Whatever you’re buying — a house, a piece of art, or a pair of shoes — it’s smart to know what you’re looking for before you start the process. You don’t need to have the exact thing in mind (you’ll never find it), but you do need to know what you want and what you need.
Last week, I addressed the big-picture things, those that are about the kind of life you want to live in your new house. But there are plenty of seemingly basic things — day-to-day considerations — that can’t be overlooked when you’re house shopping.
I call these “The Dealbreakers.”
One of the goals of downsizing is getting rid of clutter, and that means you’ll need clever storage space. This is especially true for clothes. Even if you clear out half your wardrobe, you still don’t want to see it all bunched up.
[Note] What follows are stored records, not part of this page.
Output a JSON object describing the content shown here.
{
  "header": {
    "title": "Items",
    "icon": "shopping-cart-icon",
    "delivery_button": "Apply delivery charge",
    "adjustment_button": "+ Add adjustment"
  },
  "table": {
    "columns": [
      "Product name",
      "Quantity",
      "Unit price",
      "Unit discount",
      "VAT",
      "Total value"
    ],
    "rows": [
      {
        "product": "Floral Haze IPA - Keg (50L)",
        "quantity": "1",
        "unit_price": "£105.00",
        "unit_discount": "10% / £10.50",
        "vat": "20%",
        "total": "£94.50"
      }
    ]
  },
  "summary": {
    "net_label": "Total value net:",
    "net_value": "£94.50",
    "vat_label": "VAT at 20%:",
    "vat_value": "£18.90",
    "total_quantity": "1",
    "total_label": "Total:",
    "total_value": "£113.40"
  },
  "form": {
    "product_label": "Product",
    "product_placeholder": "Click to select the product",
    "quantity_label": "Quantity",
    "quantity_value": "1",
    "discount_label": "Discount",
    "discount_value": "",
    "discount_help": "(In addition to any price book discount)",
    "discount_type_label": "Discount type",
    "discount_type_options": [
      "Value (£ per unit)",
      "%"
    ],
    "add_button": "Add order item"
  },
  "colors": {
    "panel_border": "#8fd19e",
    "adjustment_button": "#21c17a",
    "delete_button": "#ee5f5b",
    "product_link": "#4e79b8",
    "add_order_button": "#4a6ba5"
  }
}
When it comes to closets, it’s a walk-in, or I’m walking.
If you’re downsizing, think fewer rooms, not smaller ones. Downsizing shouldn’t mean that you have to sneak around the corners of your beds, or feel like your furniture is crowding you out. Space shouldn’t be a luxury.
Smaller homes seem bigger when there’s an open floorplan. But at the same time, an open floorplan might mean you always have someone in your space. You’ll know right away if a space feels like a cozy home, or like a warehouse.
I challenge you to look outside of your comfort zone on this. When we sold our home we wouldn’t have dreamed of moving out of our neighborhood, but we did and we have enjoyed the new neighborhood more than we could’ve imagined. Take the time to explore other areas and you might find something new and exciting.
This goes without saying, but don't spend too much on a smaller house. If you won’t be entertaining as much or having as many houseguests, you’ll want to spend more time going out. Now that you’ve freed yourself from all these material goods, don’t tie yourself down with a big mortgage.
Shared master vanities.
No. Not ever. Run away.
Downsizing is your chance to correct the pain points that your last house gave you. Don’t just dive into something smaller. Dive into something smarter.